As imagens de arquivo relembram filmes como Deu pra Ti Anos 70 (1981), peças como Bailei na Curva (1983) e shows de bandas como Replicantes e DeFalla. E são contextualizadas no presente por figuras que testemunharam a agitação do bairro de diferentes fronts. Entre elas, estão algumas que já não vivem na Capital há anos, como Nelson Nadotti (codiretor com Giba Assis Brasil de Deu pra Ti anos 70), o produtor musical Carlos Eduardo Miranda e Toninho do Escaler, que consagrou no nome o sucesso de seu bar.
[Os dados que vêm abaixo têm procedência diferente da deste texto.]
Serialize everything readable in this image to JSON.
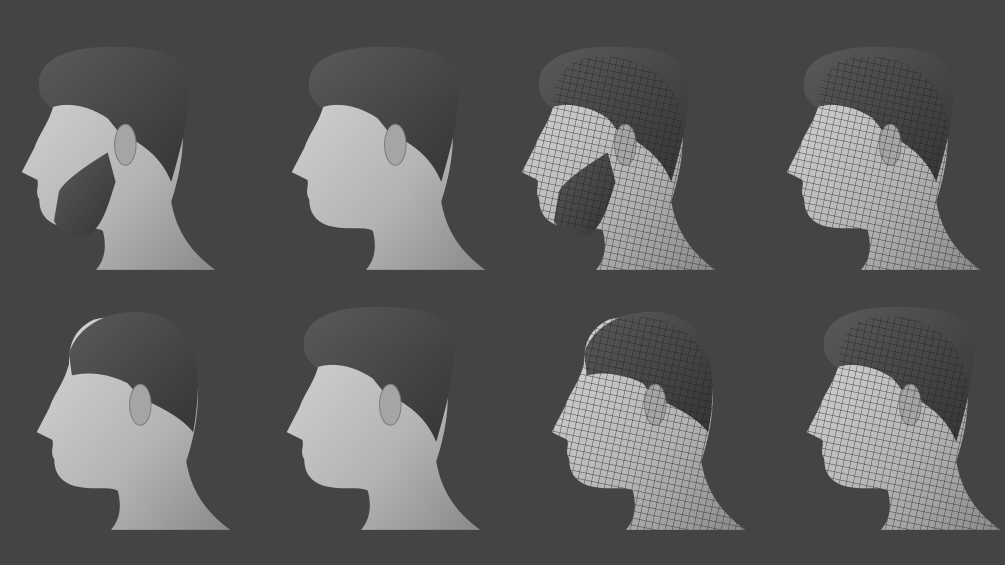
{
  "colors": {
    "background": "#444444",
    "skin": "#b9b9b9",
    "skin_shadow": "#8f8f8f",
    "hair": "#4a4a4a",
    "wire": "#1e1e1e"
  }
}
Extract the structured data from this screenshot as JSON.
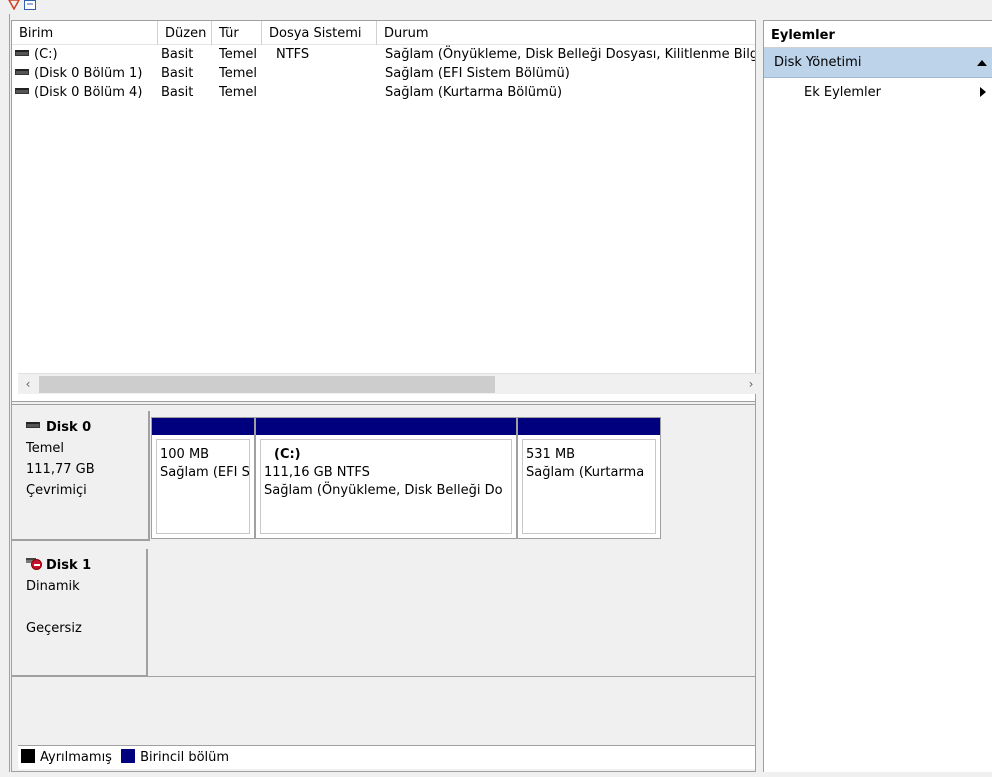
{
  "volume_list": {
    "columns": [
      "Birim",
      "Düzen",
      "Tür",
      "Dosya Sistemi",
      "Durum"
    ],
    "rows": [
      {
        "birim": "(C:)",
        "duzen": "Basit",
        "tur": "Temel",
        "dosya_sistemi": "NTFS",
        "durum": "Sağlam (Önyükleme, Disk Belleği Dosyası, Kilitlenme Bilg"
      },
      {
        "birim": "(Disk 0 Bölüm 1)",
        "duzen": "Basit",
        "tur": "Temel",
        "dosya_sistemi": "",
        "durum": "Sağlam (EFI Sistem Bölümü)"
      },
      {
        "birim": "(Disk 0 Bölüm 4)",
        "duzen": "Basit",
        "tur": "Temel",
        "dosya_sistemi": "",
        "durum": "Sağlam (Kurtarma Bölümü)"
      }
    ]
  },
  "scrollbar": {
    "left_arrow": "‹",
    "right_arrow": "›"
  },
  "disks": [
    {
      "name": "Disk 0",
      "type": "Temel",
      "size": "111,77 GB",
      "status": "Çevrimiçi",
      "partitions": [
        {
          "name": "",
          "size": "100 MB",
          "status": "Sağlam (EFI S"
        },
        {
          "name": "(C:)",
          "size": "111,16 GB NTFS",
          "status": "Sağlam (Önyükleme, Disk Belleği Do"
        },
        {
          "name": "",
          "size": "531 MB",
          "status": "Sağlam (Kurtarma"
        }
      ]
    },
    {
      "name": "Disk 1",
      "type": "Dinamik",
      "size": "",
      "status": "Geçersiz"
    }
  ],
  "legend": {
    "unallocated": "Ayrılmamış",
    "primary": "Birincil bölüm"
  },
  "actions": {
    "title": "Eylemler",
    "section": "Disk Yönetimi",
    "item": "Ek Eylemler"
  },
  "colors": {
    "partition_bar": "#00007f",
    "selection": "#bcd3ea",
    "error": "#c8102e"
  }
}
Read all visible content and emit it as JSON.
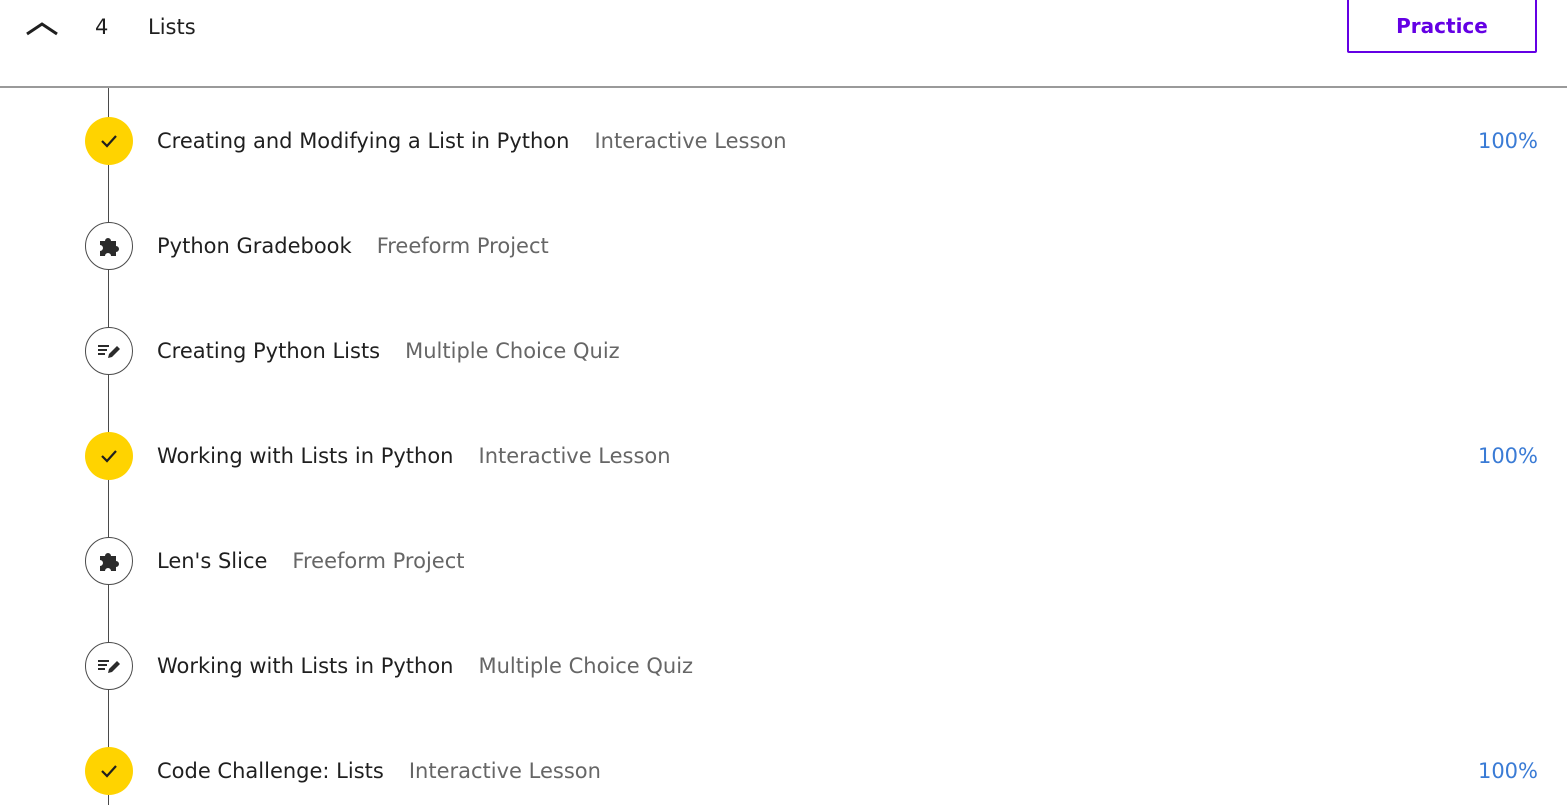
{
  "module": {
    "number": "4",
    "title": "Lists",
    "collapse_icon": "chevron-up-icon",
    "practice_label": "Practice",
    "accent_color": "#6400e4"
  },
  "lessons": [
    {
      "title": "Creating and Modifying a List in Python",
      "type": "Interactive Lesson",
      "status": "complete",
      "icon": "check-icon",
      "progress": "100%"
    },
    {
      "title": "Python Gradebook",
      "type": "Freeform Project",
      "status": "incomplete",
      "icon": "puzzle-icon",
      "progress": ""
    },
    {
      "title": "Creating Python Lists",
      "type": "Multiple Choice Quiz",
      "status": "incomplete",
      "icon": "quiz-pencil-icon",
      "progress": ""
    },
    {
      "title": "Working with Lists in Python",
      "type": "Interactive Lesson",
      "status": "complete",
      "icon": "check-icon",
      "progress": "100%"
    },
    {
      "title": "Len's Slice",
      "type": "Freeform Project",
      "status": "incomplete",
      "icon": "puzzle-icon",
      "progress": ""
    },
    {
      "title": "Working with Lists in Python",
      "type": "Multiple Choice Quiz",
      "status": "incomplete",
      "icon": "quiz-pencil-icon",
      "progress": ""
    },
    {
      "title": "Code Challenge: Lists",
      "type": "Interactive Lesson",
      "status": "complete",
      "icon": "check-icon",
      "progress": "100%"
    }
  ],
  "colors": {
    "complete": "#ffd300",
    "progress_text": "#3a7bd5",
    "type_text": "#666666"
  }
}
- Listamos 70 entrevistados, registramos 40 depoimentos, e estes foram sugerindo outros nomes que deveríamos ouvir. De repente, a lista tinha mais 50 pessoas. Não teria fim (risos) - conta Mariana, responsável pela produção e pesquisa do filme, para o qual também negociou os direitos de 20 músicas de bandas gaúchas representativas do período.
Filme sobre um Bom Fim tem orçamento de R$ 171 mil, com recursos via Fumproarte e edital de finalização do Iecine. Para chegar ao corte final com 88 minutos de duração, o montador Drégus de Oliveira lapidou 80 horas de entrevistas e outras 30 com registros de acervo. No primeiro semestre de 2015, o documentário deve percorrer o circuito de festivais. Quanto ao apelo do filme fora do Estado, Migotto acredita que sua incursão por uma época marcante na cultura pop amplia o espectro de interesse.
- É um filme que dialoga com outros documentários nacionais sobre a cultura jovem dos anos 1980, como A Farra do Circo (sobre o palco carioca de shows Circo Voador) e Rock Brasília. Acho que é uma visão provinciana achar que coisas importantes feitas aqui interessam só a gente.